Almost as embarrassing, Susan Sarandon turns up in a variety of roles that scarcely register; her loopy omnipresence is merely distracting.

And some of the gimmicky, pointless miscasting of minor roles — the attempt to pass off Asian actress Doona Bae as a  19th-century Englishwoman, for example, or Halle Berry as a man or a white-skinned Jew — are laughably unconvincing.

A complex book is reduced to a banal statement that the purpose of life is to fight repression, and that we are all in some mysterious way reincarnated souls. Fortune cookies have more depth.

Cloud Atlas the movie is a pretentious shambles that generates zero emotional involvement with its feeble characters. It will die a horrible and well-deserved death at the box office.

Though it has many of the vices we associate with Hollywood — dumbing down, excessive scale, star egotism — it was put together with money from China, Korea, Singapore and Germany; an entertaining documentary might well be produced showing how on earth a film this bonkers ever got made.

You can be certain we will never see its like again. It's undoubtedly a turkey, but the truth is it's weirdly watchable.

At least it perishes of over-ambition by people who meant well but were woefully ill-equipped to bring it to fruition. It's cinematic death by misadventure.

The comments below have not been moderated.

Banjo Kazooie, well Tooie, represents. (except for Canary Mary)

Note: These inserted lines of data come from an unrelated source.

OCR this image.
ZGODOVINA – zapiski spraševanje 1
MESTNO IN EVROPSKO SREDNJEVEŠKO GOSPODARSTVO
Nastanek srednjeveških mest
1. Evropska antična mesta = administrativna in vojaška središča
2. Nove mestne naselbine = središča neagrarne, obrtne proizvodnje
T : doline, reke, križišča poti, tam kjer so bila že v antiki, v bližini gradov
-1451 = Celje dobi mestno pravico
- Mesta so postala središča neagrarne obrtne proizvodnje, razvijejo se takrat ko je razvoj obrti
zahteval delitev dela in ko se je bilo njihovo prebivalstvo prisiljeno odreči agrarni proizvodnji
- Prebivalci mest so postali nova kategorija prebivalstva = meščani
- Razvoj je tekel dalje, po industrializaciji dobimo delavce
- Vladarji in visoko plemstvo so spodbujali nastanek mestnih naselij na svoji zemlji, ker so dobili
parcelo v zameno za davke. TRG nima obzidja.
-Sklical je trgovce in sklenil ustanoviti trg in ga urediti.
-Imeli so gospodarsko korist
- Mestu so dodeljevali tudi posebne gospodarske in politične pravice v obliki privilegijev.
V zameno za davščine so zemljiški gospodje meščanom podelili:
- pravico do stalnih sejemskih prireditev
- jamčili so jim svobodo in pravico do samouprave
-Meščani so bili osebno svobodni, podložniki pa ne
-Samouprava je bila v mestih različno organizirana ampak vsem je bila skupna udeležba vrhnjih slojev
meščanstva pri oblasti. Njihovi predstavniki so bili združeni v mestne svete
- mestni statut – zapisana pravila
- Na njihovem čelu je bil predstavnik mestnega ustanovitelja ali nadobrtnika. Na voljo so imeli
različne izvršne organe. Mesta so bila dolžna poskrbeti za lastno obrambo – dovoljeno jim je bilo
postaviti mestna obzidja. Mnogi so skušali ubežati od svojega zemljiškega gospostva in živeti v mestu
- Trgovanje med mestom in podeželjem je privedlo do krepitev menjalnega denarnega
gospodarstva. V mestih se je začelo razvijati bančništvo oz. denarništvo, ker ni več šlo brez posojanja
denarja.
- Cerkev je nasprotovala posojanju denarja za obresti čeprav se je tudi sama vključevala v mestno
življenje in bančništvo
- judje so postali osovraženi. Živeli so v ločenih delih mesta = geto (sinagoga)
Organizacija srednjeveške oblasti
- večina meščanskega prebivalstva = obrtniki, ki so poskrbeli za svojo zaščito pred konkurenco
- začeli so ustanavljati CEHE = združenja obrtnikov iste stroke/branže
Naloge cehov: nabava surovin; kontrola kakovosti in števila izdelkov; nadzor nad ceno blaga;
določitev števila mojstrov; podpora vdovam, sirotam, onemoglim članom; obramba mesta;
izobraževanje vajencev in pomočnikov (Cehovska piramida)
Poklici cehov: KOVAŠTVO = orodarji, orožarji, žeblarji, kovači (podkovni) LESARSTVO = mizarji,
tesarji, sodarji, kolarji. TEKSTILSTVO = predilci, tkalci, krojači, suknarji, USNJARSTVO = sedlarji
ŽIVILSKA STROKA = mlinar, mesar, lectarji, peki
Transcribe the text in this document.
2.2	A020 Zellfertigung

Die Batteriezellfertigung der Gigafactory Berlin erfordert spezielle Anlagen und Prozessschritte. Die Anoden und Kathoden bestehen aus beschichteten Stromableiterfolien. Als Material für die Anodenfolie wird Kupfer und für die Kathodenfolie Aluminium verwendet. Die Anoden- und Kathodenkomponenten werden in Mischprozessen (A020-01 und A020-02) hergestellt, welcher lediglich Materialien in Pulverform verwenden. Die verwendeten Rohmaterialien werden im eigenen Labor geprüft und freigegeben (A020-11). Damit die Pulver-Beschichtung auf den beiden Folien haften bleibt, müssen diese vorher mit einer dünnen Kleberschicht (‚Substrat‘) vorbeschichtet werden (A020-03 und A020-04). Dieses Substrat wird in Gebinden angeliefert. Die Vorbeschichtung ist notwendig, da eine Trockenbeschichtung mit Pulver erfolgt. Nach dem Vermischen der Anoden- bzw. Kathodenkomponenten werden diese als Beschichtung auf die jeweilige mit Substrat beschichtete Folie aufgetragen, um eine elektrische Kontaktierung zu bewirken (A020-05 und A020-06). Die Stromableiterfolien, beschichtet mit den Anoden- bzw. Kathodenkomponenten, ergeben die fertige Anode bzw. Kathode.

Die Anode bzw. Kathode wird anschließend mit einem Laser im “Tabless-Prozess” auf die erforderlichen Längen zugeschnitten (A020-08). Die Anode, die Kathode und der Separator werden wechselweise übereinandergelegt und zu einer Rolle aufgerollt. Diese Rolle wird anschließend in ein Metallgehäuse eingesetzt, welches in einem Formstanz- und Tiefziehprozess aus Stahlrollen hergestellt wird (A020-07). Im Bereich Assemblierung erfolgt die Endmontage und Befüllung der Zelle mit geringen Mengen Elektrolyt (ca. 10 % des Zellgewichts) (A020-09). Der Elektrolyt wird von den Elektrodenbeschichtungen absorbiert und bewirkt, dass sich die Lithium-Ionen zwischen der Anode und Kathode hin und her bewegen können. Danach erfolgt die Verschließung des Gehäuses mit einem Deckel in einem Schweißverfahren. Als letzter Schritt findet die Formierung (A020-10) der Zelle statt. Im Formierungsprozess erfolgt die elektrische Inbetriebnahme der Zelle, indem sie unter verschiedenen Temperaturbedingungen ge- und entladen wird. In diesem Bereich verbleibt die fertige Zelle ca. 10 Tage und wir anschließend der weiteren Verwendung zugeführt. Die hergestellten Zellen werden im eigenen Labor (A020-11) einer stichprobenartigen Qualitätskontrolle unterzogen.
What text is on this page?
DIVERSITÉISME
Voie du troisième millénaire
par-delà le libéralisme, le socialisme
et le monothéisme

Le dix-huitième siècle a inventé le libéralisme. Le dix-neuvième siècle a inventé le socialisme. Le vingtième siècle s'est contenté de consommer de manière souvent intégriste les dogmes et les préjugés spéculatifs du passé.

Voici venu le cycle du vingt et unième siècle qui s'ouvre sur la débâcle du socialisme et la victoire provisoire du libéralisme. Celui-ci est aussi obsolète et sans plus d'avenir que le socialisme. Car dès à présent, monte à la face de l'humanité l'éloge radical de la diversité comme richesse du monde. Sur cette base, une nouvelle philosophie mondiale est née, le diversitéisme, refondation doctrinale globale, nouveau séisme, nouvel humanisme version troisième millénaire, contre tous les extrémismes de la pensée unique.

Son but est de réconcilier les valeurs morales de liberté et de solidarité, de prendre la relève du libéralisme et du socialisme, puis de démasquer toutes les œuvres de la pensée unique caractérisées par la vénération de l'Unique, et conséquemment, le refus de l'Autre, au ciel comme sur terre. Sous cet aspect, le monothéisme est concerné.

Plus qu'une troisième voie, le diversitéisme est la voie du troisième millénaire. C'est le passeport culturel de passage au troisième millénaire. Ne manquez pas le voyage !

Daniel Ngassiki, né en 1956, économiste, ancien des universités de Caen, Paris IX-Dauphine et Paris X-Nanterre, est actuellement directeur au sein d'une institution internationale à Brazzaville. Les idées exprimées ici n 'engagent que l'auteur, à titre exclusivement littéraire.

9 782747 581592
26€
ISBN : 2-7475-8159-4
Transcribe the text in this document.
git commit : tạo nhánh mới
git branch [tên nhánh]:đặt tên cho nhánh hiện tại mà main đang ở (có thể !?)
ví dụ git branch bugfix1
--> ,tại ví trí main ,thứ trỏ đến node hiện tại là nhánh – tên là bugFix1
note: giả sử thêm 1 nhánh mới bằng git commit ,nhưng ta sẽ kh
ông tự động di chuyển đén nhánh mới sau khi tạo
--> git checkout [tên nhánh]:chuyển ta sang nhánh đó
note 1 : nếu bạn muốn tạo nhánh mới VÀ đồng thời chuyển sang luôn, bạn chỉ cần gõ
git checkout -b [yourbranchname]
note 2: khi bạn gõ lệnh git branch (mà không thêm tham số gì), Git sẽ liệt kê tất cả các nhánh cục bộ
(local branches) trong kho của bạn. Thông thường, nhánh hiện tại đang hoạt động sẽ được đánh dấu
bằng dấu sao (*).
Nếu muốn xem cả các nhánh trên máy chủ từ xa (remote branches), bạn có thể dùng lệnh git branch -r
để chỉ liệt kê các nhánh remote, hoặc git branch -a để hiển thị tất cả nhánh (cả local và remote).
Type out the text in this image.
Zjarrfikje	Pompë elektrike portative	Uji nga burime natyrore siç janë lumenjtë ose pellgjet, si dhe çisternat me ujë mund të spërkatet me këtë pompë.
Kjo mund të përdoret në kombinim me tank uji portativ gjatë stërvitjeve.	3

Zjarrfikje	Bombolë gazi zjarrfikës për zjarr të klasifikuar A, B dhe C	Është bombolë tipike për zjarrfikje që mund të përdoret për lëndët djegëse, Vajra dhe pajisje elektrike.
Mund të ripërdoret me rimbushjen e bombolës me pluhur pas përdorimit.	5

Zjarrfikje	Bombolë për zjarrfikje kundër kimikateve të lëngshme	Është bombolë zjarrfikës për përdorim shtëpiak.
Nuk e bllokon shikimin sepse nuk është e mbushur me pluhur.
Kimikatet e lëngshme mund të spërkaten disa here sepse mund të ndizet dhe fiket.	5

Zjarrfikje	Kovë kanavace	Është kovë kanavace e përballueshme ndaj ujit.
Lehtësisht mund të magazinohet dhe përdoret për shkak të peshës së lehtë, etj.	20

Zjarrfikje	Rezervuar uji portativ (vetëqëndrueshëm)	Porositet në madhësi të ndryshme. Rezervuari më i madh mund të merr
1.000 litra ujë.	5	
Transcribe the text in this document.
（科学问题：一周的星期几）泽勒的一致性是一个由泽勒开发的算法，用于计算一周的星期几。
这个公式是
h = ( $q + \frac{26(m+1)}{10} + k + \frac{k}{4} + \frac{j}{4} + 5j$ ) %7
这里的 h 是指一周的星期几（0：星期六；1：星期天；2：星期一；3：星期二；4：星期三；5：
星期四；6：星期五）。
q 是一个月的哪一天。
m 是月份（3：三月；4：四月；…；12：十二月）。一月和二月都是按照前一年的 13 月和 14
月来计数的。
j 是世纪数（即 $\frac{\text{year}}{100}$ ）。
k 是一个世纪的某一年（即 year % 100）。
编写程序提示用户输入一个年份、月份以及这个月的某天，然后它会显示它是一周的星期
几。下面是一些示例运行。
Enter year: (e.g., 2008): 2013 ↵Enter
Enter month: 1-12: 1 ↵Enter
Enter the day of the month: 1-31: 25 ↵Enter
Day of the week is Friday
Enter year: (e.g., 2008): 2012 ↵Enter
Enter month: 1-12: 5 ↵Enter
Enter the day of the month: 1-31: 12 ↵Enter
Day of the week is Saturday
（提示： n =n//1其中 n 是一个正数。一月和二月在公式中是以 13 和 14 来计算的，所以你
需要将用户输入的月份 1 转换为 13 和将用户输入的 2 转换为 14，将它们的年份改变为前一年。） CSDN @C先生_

The review above appears to have been in the mind of the reviewer before he saw it. As the things he talks about are not what one would remember if watching it without prejudice. I saw it, and I enjoyed watching it. Sometimes I wished for happier things to happen, or more science fiction, but the combination of all the stories, the connection between past and future, the connection between people across time and space, and the moral lessons ........ it was great, to be honest.

I enjoyed it. It sounds to me as if you've based your review off some other reviews and the trailer.

Well Hello Halle Berry is half white!!!

Worth a watch for the scenery and effects if you have time but I thought it kinda was weird for weirds sake, slightly boring and the acting was below average. I struggled to relate or empathise with any of the characters, none of the story lines were particularly moving nor did they evoke me to care if any of them were resolved. Too much going on with very little substance. Typical Hollywood but I've seen worse.

Ha Ha Haaaaaa

The reviewer is a charlatan! The film is challenging, intelligent, and entertaining. Worth watching by anyone who can string a sentence together, has an open mind and is prepared to think about what's on the screen. Too much for Mr Tookey evidently.

I thought It was good. Crazy Sci-Fi idea... a lot better than your average bull on TV.

Benjamin Disraeli once said "It is easier to criticise than it is to be correct.". I think you missed the point of the film, Chris. I saw the film two months ago and I watched it with an open mind. The premise is that everything, regardless of how small or perhaps seemingly implausible, is connected, either through mutation or time or both. The point of the film was to take a snapshop; a 'strata' of an instance of such a connection and to demonstrate how different the contexts could be interpreted by the arrow of time. If you are confused by the film it's because you're trying to connect the people. The people are instrumental and serve only to explain the context, whereas it is the context itself and the products of those contexts that provide the connections to other contexts. Oh and by the way, the Matrix trilogy was actually quite good. So much so that Philosophy degrees discuss the film in great depth because of its perception of reality.

This is article is just.... Your reviews are always so bad. I watched this movie twice. I loved it. I read the book too. I don't know what you're talking about in this article. For those who haven't seen it and plan to watch it, don't let this silly article stop you. It was a great movie! (for me it was anyway) The actors were great, the stories were great I loved how they all played multiple characters. It's a movie that gets you thinking a bit after watching it. It's become one of my favourite movies! DM just stop wit your reviews laaa, they're always bad.